Críticas a um filme inacabado: este retrato pandêmico de movimentos, perdas e a comunidade é esmagadora
Se você não estiver muito feliz quando tomamos todas essas bobinas fatais, algo sempre permanecerá. Seja a arte que esperávamos, as experiências que nunca tivemos ou as pessoas que queremos dizer novamente que amamos, a morte traz realidade de que não podemos fazer tudo o que queríamos. Estamos unidos, pois todos deixaremos algo inacabado.

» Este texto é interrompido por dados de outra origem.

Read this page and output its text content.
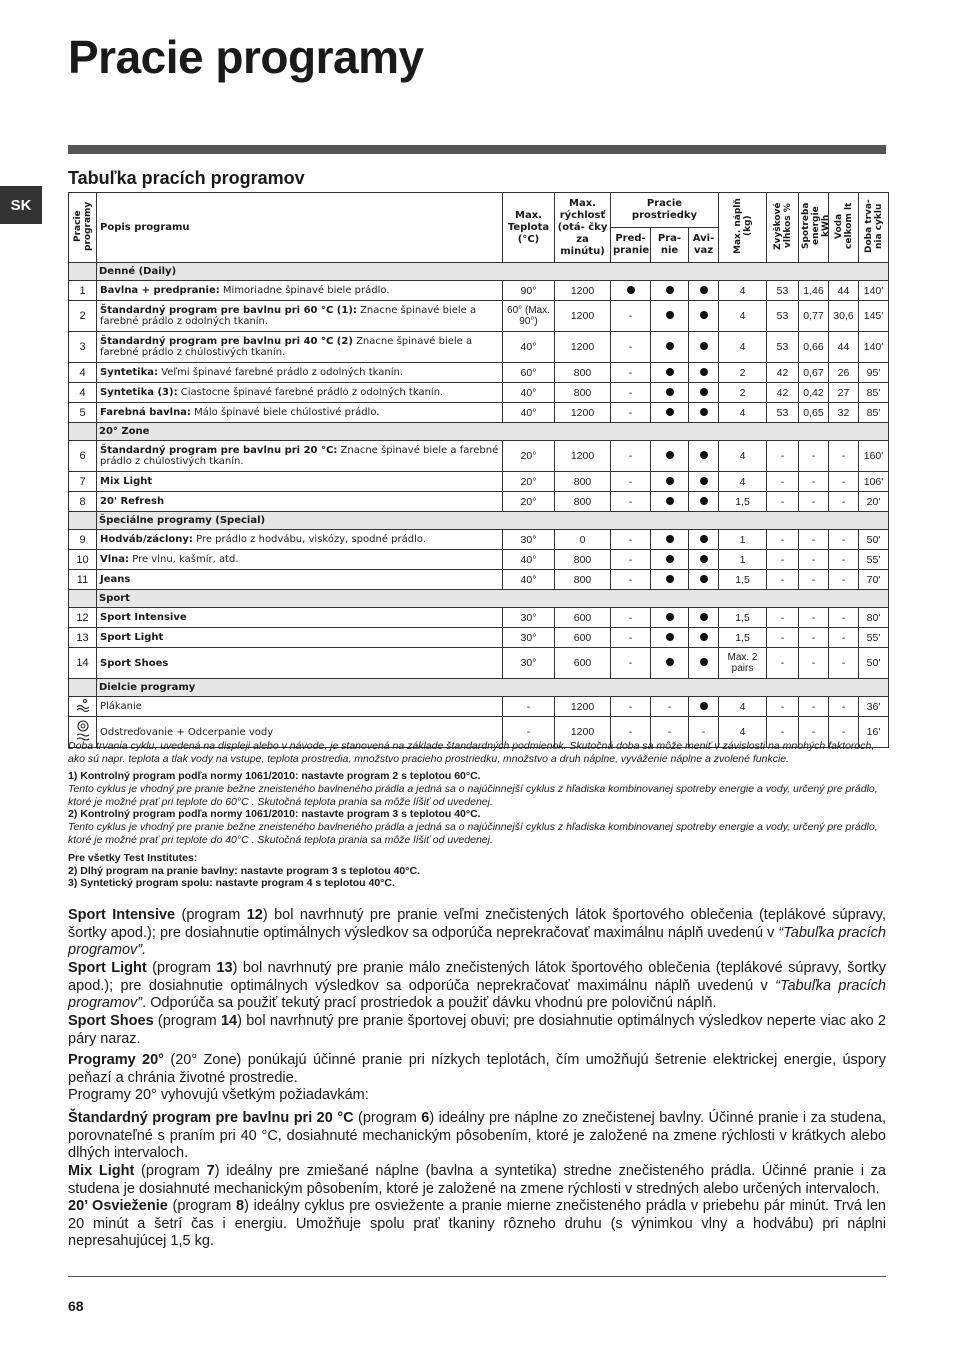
Pracie programy
Tabuľka pracích programov
SK
Pracie programy	Popis programu	Max. Teplota (°C)	Max. rýchlosť (otá- čky za minútu)	Pracie prostriedky			Max. náplň (kg)	Zvyškové vlhkos %	Spotreba energie kWh	Voda celkom lt	Doba trva- nia cyklu
				Pred- pranie	Pra- nie	Avi- vaz					
	Denné (Daily)										
1	Bavlna + predpranie: Mimoriadne špinavé biele prádlo.	90°	1200				4	53	1,46	44	140'
2	Štandardný program pre bavlnu pri 60 °C (1): Znacne špinavé biele a farebné prádlo z odolných tkanín.	60° (Max. 90°)	1200	-			4	53	0,77	30,6	145'
3	Štandardný program pre bavlnu pri 40 °C (2) Znacne špinavé biele a farebné prádlo z chúlostivých tkanín.	40°	1200	-			4	53	0,66	44	140'
4	Syntetika: Veľmi špinavé farebné prádlo z odolných tkanín.	60°	800	-			2	42	0,67	26	95'
4	Syntetika (3): Ciastocne špinavé farebné prádlo z odolných tkanín.	40°	800	-			2	42	0,42	27	85'
5	Farebná bavlna: Málo špinavé biele chúlostivé prádlo.	40°	1200	-			4	53	0,65	32	85'
	20° Zone										
6	Štandardný program pre bavlnu pri 20 °C: Znacne špinavé biele a farebné prádlo z chúlostivých tkanín.	20°	1200	-			4	-	-	-	160'
7	Mix Light	20°	800	-			4	-	-	-	106'
8	20' Refresh	20°	800	-			1,5	-	-	-	20'
	Špeciálne programy (Special)										
9	Hodváb/záclony: Pre prádlo z hodvábu, viskózy, spodné prádlo.	30°	0	-			1	-	-	-	50'
10	Vlna: Pre vlnu, kašmír, atd.	40°	800	-			1	-	-	-	55'
11	Jeans	40°	800	-			1,5	-	-	-	70'
	Sport										
12	Sport Intensive	30°	600	-			1,5	-	-	-	80'
13	Sport Light	30°	600	-			1,5	-	-	-	55'
14	Sport Shoes	30°	600	-			Max. 2 pairs	-	-	-	50'
	Dielcie programy										
	Plákanie	-	1200	-	-		4	-	-	-	36'
	Odstreďovanie + Odcerpanie vody	-	1200	-	-	-	4	-	-	-	16'

Doba trvania cyklu, uvedená na displeji alebo v návode, je stanovená na základe štandardných podmienok. Skutočná doba sa môže meniť v závislosti na mnohých faktoroch, ako sú napr. teplota a tlak vody na vstupe, teplota prostredia, množstvo pracieho prostriedku, množstvo a druh náplne, vyváženie náplne a zvolené funkcie.

1) Kontrolný program podľa normy 1061/2010: nastavte program 2 s teplotou 60°C.

Tento cyklus je vhodný pre pranie bežne zneisteného bavlneného prádla a jedná sa o najúčinnejší cyklus z hľadiska kombinovanej spotreby energie a vody, určený pre prádlo, ktoré je možné prať pri teplote do 60°C . Skutočná teplota prania sa môže líšiť od uvedenej.

2) Kontrolný program podľa normy 1061/2010: nastavte program 3 s teplotou 40°C.

Tento cyklus je vhodný pre pranie bežne zneisteného bavlneného prádla a jedná sa o najúčinnejší cyklus z hľadiska kombinovanej spotreby energie a vody, určený pre prádlo, ktoré je možné prať pri teplote do 40°C . Skutočná teplota prania sa môže líšiť od uvedenej.

Pre všetky Test Institutes:

2) Dlhý program na pranie bavlny: nastavte program 3 s teplotou 40°C.

3) Syntetický program spolu: nastavte program 4 s teplotou 40°C.

Sport Intensive (program 12) bol navrhnutý pre pranie veľmi znečistených látok športového oblečenia (teplákové súpravy, šortky apod.); pre dosiahnutie optimálnych výsledkov sa odporúča neprekračovať maximálnu náplň uvedenú v “Tabuľka pracích programov”.

Sport Light (program 13) bol navrhnutý pre pranie málo znečistených látok športového oblečenia (teplákové súpravy, šortky apod.); pre dosiahnutie optimálnych výsledkov sa odporúča neprekračovať maximálnu náplň uvedenú v “Tabuľka pracích programov”. Odporúča sa použiť tekutý prací prostriedok a použiť dávku vhodnú pre polovičnú náplň.

Sport Shoes (program 14) bol navrhnutý pre pranie športovej obuvi; pre dosiahnutie optimálnych výsledkov neperte viac ako 2 páry naraz.

Programy 20° (20° Zone) ponúkajú účinné pranie pri nízkych teplotách, čím umožňujú šetrenie elektrickej energie, úspory peňazí a chránia životné prostredie.

Programy 20° vyhovujú všetkým požiadavkám:

Štandardný program pre bavlnu pri 20 °C (program 6) ideálny pre náplne zo znečistenej bavlny. Účinné pranie i za studena, porovnateľné s praním pri 40 °C, dosiahnuté mechanickým pôsobením, ktoré je založené na zmene rýchlosti v krátkych alebo dlhých intervaloch.

Mix Light (program 7) ideálny pre zmiešané náplne (bavlna a syntetika) stredne znečisteného prádla. Účinné pranie i za studena je dosiahnuté mechanickým pôsobením, ktoré je založené na zmene rýchlosti v stredných alebo určených intervaloch.

20’ Osvieženie (program 8) ideálny cyklus pre osviežente a pranie mierne znečisteného prádla v priebehu pár minút. Trvá len 20 minút a šetrí čas i energiu. Umožňuje spolu prať tkaniny rôzneho druhu (s výnimkou vlny a hodvábu) pri náplni nepresahujúcej 1,5 kg.

68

Em um filme inacabado, o mais recente diretor chinês Lou Ye, essa sensação traz o processo para fazer um filme e sobreviver a uma pandemia. Os dois se juntam quando a primeira epidemia interrompe uma produção 2020 e envia todos para quarentena em um hotel onde estão separados de seus entes queridos. É uma das representações mais reflexivas, verdadeiras e saborosas da pandemia, que já foi colocada e evita uma categorização simples porque o evento é completamente capturado do solo. Pensamos como o mundo sempre muda e basicamente para os perdidos e para aqueles que foram deixados para trás desde que o filme inabalável analisa os efeitos que teve. Muitas vezes é doloroso, mas permanece em tempos dolorosos.

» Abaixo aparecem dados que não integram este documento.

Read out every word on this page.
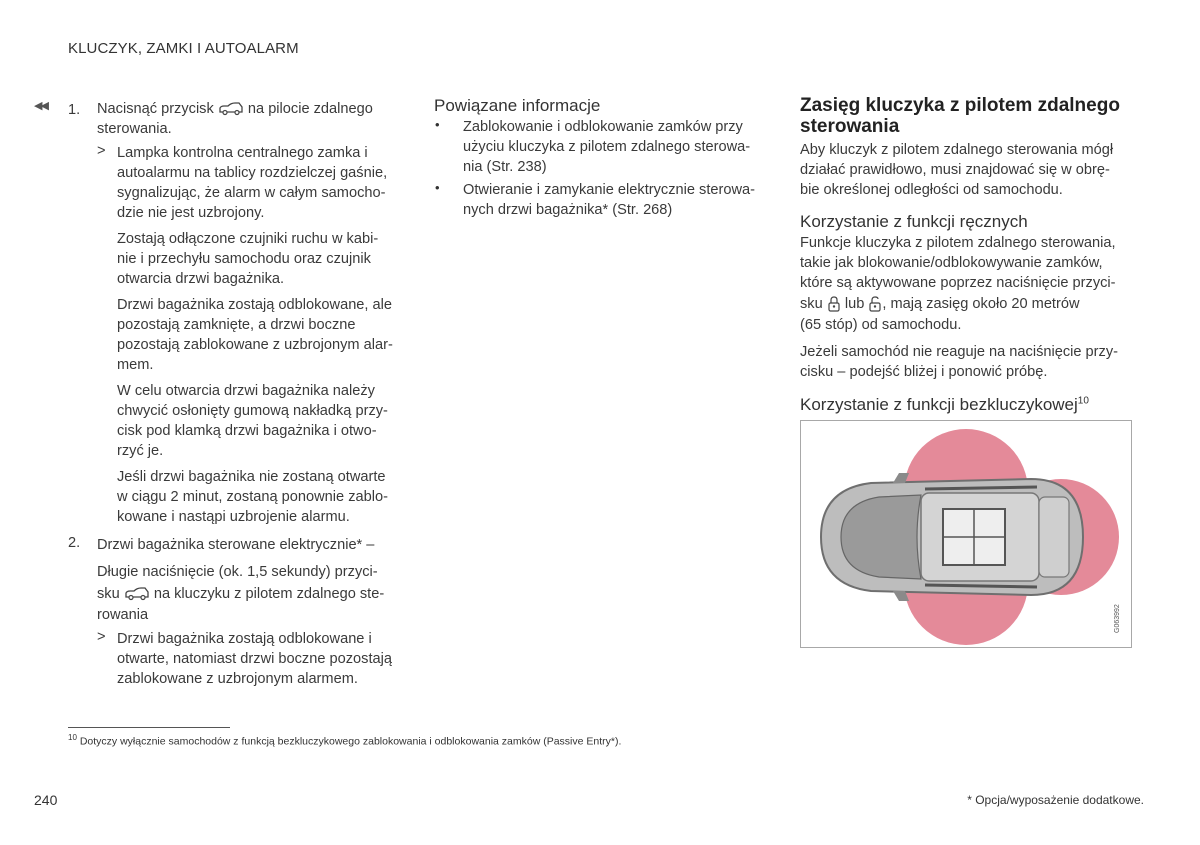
KLUCZYK, ZAMKI I AUTOALARM
◀◀ 1. Nacisnąć przycisk na pilocie zdalnego
sterowania.
> Lampka kontrolna centralnego zamka i
autoalarmu na tablicy rozdzielczej gaśnie,
sygnalizując, że alarm w całym samocho-
dzie nie jest uzbrojony.
Zostają odłączone czujniki ruchu w kabi-
nie i przechyłu samochodu oraz czujnik
otwarcia drzwi bagażnika.
Drzwi bagażnika zostają odblokowane, ale
pozostają zamknięte, a drzwi boczne
pozostają zablokowane z uzbrojonym alar-
mem.
W celu otwarcia drzwi bagażnika należy
chwycić osłonięty gumową nakładką przy-
cisk pod klamką drzwi bagażnika i otwo-
rzyć je.
Jeśli drzwi bagażnika nie zostaną otwarte
w ciągu 2 minut, zostaną ponownie zablo-
kowane i nastąpi uzbrojenie alarmu.
2. Drzwi bagażnika sterowane elektrycznie* –
Długie naciśnięcie (ok. 1,5 sekundy) przyci-
sku na kluczyku z pilotem zdalnego ste-
rowania
> Drzwi bagażnika zostają odblokowane i
otwarte, natomiast drzwi boczne pozostają
zablokowane z uzbrojonym alarmem.
Powiązane informacje
• Zablokowanie i odblokowanie zamków przy
użyciu kluczyka z pilotem zdalnego sterowa-
nia (Str. 238)
• Otwieranie i zamykanie elektrycznie sterowa-
nych drzwi bagażnika* (Str. 268)
Zasięg kluczyka z pilotem zdalnego
sterowania
Aby kluczyk z pilotem zdalnego sterowania mógł
działać prawidłowo, musi znajdować się w obrę-
bie określonej odległości od samochodu.
Korzystanie z funkcji ręcznych
Funkcje kluczyka z pilotem zdalnego sterowania,
takie jak blokowanie/odblokowywanie zamków,
które są aktywowane poprzez naciśnięcie przyci-
sku lub , mają zasięg około 20 metrów
(65 stóp) od samochodu.
Jeżeli samochód nie reaguje na naciśnięcie przy-
cisku – podejść bliżej i ponowić próbę.
Korzystanie z funkcji bezkluczykowej$^{10}$
G063992
$^{10}$ Dotyczy wyłącznie samochodów z funkcją bezkluczykowego zablokowania i odblokowania zamków (Passive Entry*).
240	* Opcja/wyposażenie dodatkowe.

Comece com um grupo de personagens que foram iluminados em um computador que não o faz há 10 anos. Há um filme perdido que foi abandonado, do qual vemos segmentos dos personagens que pensaram e surpresos ao ver a cápsula da época que se desenvolve na frente deles. O filme é uma história de amor com o ator Jiang Cheng (Qin Hao), que desde então teve uma carreira de sucesso e fundou uma família, embora seu diretor (Mao Xiaorui) tenha perguntado se ele o terminaria. A forma que aceitará isso não é clara, mas a hipótese é que há uma espécie de cenas novas nas quais seu personagem é muito maior. Após uma certa relutância inicial, isso obviamente concorda porque vemos que a produção começará em um hotel no Ano Novo Chinês em janeiro de 2020.